Duchenne muscular dystrophy


Duchenne muscular dystrophy: The best-known form of muscular dystrophy, due to mutation in a gene on the X chromosome that prevents the production of dystrophin, a normal protein in muscle. DMD affects boys and, very rarely, girls. DMD typically appears between the ages of two with weakness in the pelvis and upper limbs, resulting in clumsiness, frequent falling, an unusual gait and general weakness. Some patients also have mild mental retardation. As DMD progresses, a wheelchair may be needed. Most patients with Duchenne MD die in their early twenties because of muscle-based breathing and heart problems. There is no cure for DMD. Current treatment is directed toward symptoms, such as assisting with mobility, preventing scoliosis, and providing pulmonary therapy (respiratory toilet).
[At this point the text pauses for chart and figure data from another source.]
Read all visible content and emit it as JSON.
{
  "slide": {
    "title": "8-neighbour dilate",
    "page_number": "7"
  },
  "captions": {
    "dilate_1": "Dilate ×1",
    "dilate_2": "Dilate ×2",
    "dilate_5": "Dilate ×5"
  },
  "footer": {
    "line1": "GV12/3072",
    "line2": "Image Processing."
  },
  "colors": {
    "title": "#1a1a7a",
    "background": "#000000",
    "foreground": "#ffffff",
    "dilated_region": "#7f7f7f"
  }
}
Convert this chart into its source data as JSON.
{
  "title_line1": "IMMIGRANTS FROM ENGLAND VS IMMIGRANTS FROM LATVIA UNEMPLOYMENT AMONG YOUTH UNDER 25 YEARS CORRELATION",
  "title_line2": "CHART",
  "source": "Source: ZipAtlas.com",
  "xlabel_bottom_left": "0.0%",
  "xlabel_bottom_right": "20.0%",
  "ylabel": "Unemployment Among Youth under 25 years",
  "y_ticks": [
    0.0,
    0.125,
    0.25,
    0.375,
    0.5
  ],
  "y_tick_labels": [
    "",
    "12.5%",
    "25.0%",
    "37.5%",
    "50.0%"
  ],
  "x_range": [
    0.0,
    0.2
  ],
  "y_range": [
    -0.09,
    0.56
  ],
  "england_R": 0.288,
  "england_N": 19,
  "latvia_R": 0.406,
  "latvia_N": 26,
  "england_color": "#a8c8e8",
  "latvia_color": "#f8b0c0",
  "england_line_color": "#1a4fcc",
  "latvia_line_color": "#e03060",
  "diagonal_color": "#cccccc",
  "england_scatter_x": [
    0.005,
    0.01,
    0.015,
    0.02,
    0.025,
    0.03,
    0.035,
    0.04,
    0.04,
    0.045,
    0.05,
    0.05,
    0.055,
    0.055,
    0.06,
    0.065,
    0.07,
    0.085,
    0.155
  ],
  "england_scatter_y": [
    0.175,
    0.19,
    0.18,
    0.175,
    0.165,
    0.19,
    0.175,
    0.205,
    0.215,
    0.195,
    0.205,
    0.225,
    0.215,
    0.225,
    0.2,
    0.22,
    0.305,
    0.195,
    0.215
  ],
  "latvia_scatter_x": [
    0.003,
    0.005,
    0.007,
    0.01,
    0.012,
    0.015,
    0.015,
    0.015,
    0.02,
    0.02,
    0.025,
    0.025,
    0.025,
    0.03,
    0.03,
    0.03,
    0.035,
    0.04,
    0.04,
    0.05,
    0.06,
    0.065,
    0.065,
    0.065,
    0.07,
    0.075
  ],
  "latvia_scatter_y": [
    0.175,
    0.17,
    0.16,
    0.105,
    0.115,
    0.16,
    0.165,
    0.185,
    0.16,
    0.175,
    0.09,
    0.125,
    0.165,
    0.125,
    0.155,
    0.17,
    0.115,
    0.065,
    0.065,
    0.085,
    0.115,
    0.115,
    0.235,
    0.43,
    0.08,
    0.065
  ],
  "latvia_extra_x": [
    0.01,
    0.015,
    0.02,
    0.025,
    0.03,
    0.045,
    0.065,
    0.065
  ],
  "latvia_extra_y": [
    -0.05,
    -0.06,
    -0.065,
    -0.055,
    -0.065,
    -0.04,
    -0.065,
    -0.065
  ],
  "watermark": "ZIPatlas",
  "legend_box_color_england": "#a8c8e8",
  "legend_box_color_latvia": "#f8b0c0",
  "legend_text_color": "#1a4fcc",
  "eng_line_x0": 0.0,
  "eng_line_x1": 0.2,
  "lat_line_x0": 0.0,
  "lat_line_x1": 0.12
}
Gene replacement with dystrophin minigenes is being investigated but no cure appears around the corner.

The DMD gene: The muscular dystrophies associated with defects in dystrophin range greatly from the very severe Duchenne muscular dystrophy (DMD) to the far milder Becker muscular dystrophy (BMD). DMD and BMD result from different mutations in the gigantic gene that encodes dystrophin. The DMD gene contains 79 exons spanning at least 2,300 kb. Deletions cause deficiencies in 1 or more of these, which may explain why mental retardation and cardiomyopathy sometimes accompany DMD, for there are clearcut differences in clinical presentation depending on what the deletions remove from the dystrophin gene. The DMD gene encodes a 3,685-amino acid protein product. From its amino acid sequence, dystrophin is similar to spectrin and other cytoskeletal proteins. It is rather like an I-beam with globular domains at each end, joined by a rod-like segment in the middle.
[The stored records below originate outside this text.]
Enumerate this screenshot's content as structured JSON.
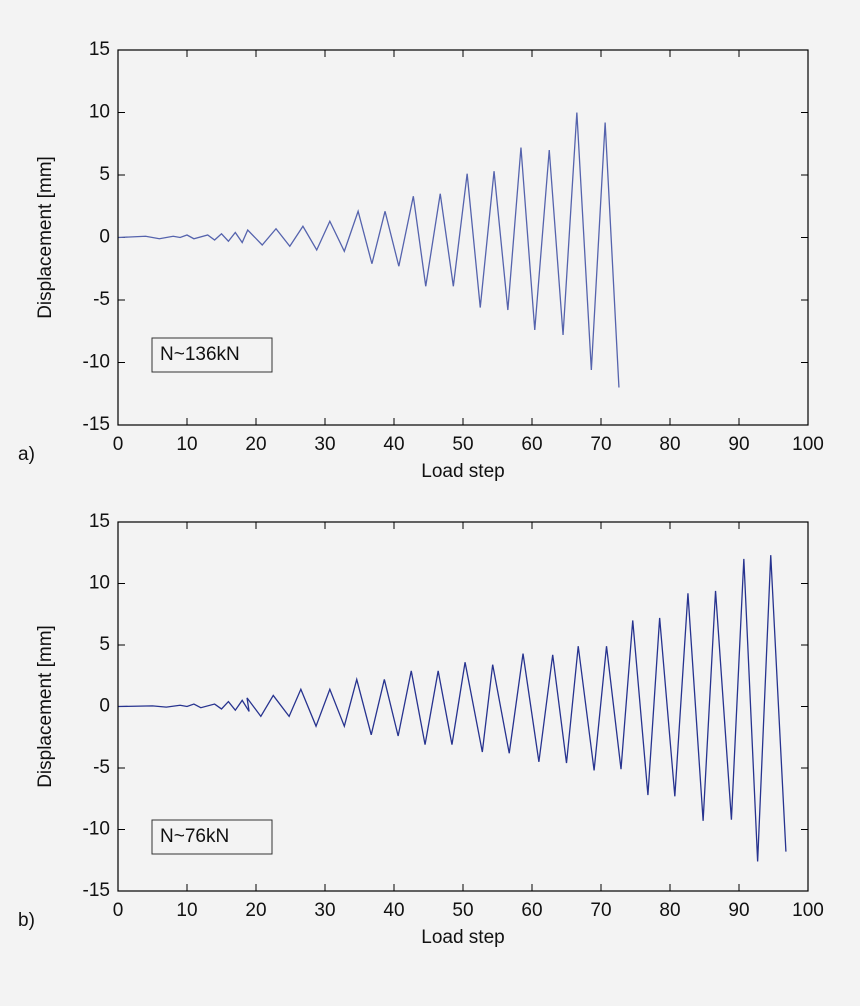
{
  "chart_data": [
    {
      "type": "line",
      "panel_label": "a)",
      "annotation": "N~136kN",
      "xlabel": "Load step",
      "ylabel": "Displacement [mm]",
      "xlim": [
        0,
        100
      ],
      "xticks": [
        0,
        10,
        20,
        30,
        40,
        50,
        60,
        70,
        80,
        90,
        100
      ],
      "ylim": [
        -15,
        15
      ],
      "yticks": [
        -15,
        -10,
        -5,
        0,
        5,
        10,
        15
      ],
      "series": [
        {
          "color": "#5563ad",
          "x": [
            0,
            4,
            6,
            8,
            9,
            10,
            11,
            13,
            14,
            15,
            16,
            17,
            18,
            18.8,
            20.9,
            22.9,
            24.9,
            26.8,
            28.8,
            30.7,
            32.8,
            34.8,
            36.8,
            38.7,
            40.7,
            42.8,
            44.6,
            46.7,
            48.6,
            50.6,
            52.5,
            54.5,
            56.5,
            58.4,
            60.4,
            62.5,
            64.5,
            66.5,
            68.6,
            70.6,
            72.6
          ],
          "values": [
            0,
            0.1,
            -0.1,
            0.1,
            0,
            0.2,
            -0.1,
            0.2,
            -0.2,
            0.3,
            -0.3,
            0.4,
            -0.4,
            0.6,
            -0.6,
            0.7,
            -0.7,
            0.9,
            -1.0,
            1.3,
            -1.1,
            2.1,
            -2.1,
            2.1,
            -2.3,
            3.3,
            -3.9,
            3.5,
            -3.9,
            5.1,
            -5.6,
            5.3,
            -5.8,
            7.2,
            -7.4,
            7.0,
            -7.8,
            10.0,
            -10.6,
            9.2,
            -12.0
          ]
        }
      ]
    },
    {
      "type": "line",
      "panel_label": "b)",
      "annotation": "N~76kN",
      "xlabel": "Load step",
      "ylabel": "Displacement [mm]",
      "xlim": [
        0,
        100
      ],
      "xticks": [
        0,
        10,
        20,
        30,
        40,
        50,
        60,
        70,
        80,
        90,
        100
      ],
      "ylim": [
        -15,
        15
      ],
      "yticks": [
        -15,
        -10,
        -5,
        0,
        5,
        10,
        15
      ],
      "series": [
        {
          "color": "#27338f",
          "x": [
            0,
            5,
            7,
            9,
            10,
            11,
            12,
            14,
            15,
            16,
            17,
            18,
            19,
            18.7,
            20.7,
            22.5,
            24.8,
            26.5,
            28.7,
            30.7,
            32.8,
            34.6,
            36.7,
            38.6,
            40.6,
            42.5,
            44.5,
            46.4,
            48.4,
            50.3,
            52.8,
            54.3,
            56.7,
            58.7,
            61,
            63,
            65,
            66.7,
            69,
            70.8,
            72.9,
            74.6,
            76.8,
            78.5,
            80.7,
            82.6,
            84.8,
            86.6,
            88.9,
            90.7,
            92.7,
            94.6,
            96.8
          ],
          "values": [
            0,
            0.05,
            -0.05,
            0.1,
            0,
            0.2,
            -0.1,
            0.2,
            -0.2,
            0.4,
            -0.3,
            0.5,
            -0.4,
            0.7,
            -0.8,
            0.9,
            -0.8,
            1.4,
            -1.6,
            1.4,
            -1.6,
            2.2,
            -2.3,
            2.2,
            -2.4,
            2.9,
            -3.1,
            2.9,
            -3.1,
            3.6,
            -3.7,
            3.4,
            -3.8,
            4.3,
            -4.5,
            4.2,
            -4.6,
            4.9,
            -5.2,
            4.9,
            -5.1,
            7.0,
            -7.2,
            7.2,
            -7.3,
            9.2,
            -9.3,
            9.4,
            -9.2,
            12.0,
            -12.6,
            12.3,
            -11.8
          ]
        }
      ]
    }
  ]
}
History: The disease is named for the pioneering 19th century French neurologist Guillaume Benjamin Amand Duchenne. After graduating in medicine, he practiced in the provinces but returned to Paris in 1842 to pursue medical research where he became known under the name of Duchenne de Boulogne to avoid confusion with edouard Adolphe Duchesne, a fashionable society physician. Duchenne was a diligent clinical investigator, meticulous in recording the patient’s history. He followed his patients from hospital to hospital to complete his studies. In this way he developed an exceptionally rich resource of clinical research material, far superior to that available to a single physician or hospital. Duchenne described a boy with the form of muscular dystrophy that now bears his name in the 1861 edition of his book “Paraplegie hypertrophique de l’enfance de cause cerebrale.” A keen photographer, he depicted his patient a year later in his “Album de photographies pathologiques.” In 1868 he gave an account of 13 affected children under the designation “paralysie musculaire pseudohypertrophique.” The term “pseudohypertrophic” stuck to this form of muscular dystrophy. Duchenne was the first to do a biopsy to obtain tissue from a living patient for microscopic examination. This aroused a deal of controversy in the lay press concerning the morality of examining living tissues. Duchenne used his biopsy needle on boys with DMD and concluded correctly that the disease was one of muscle.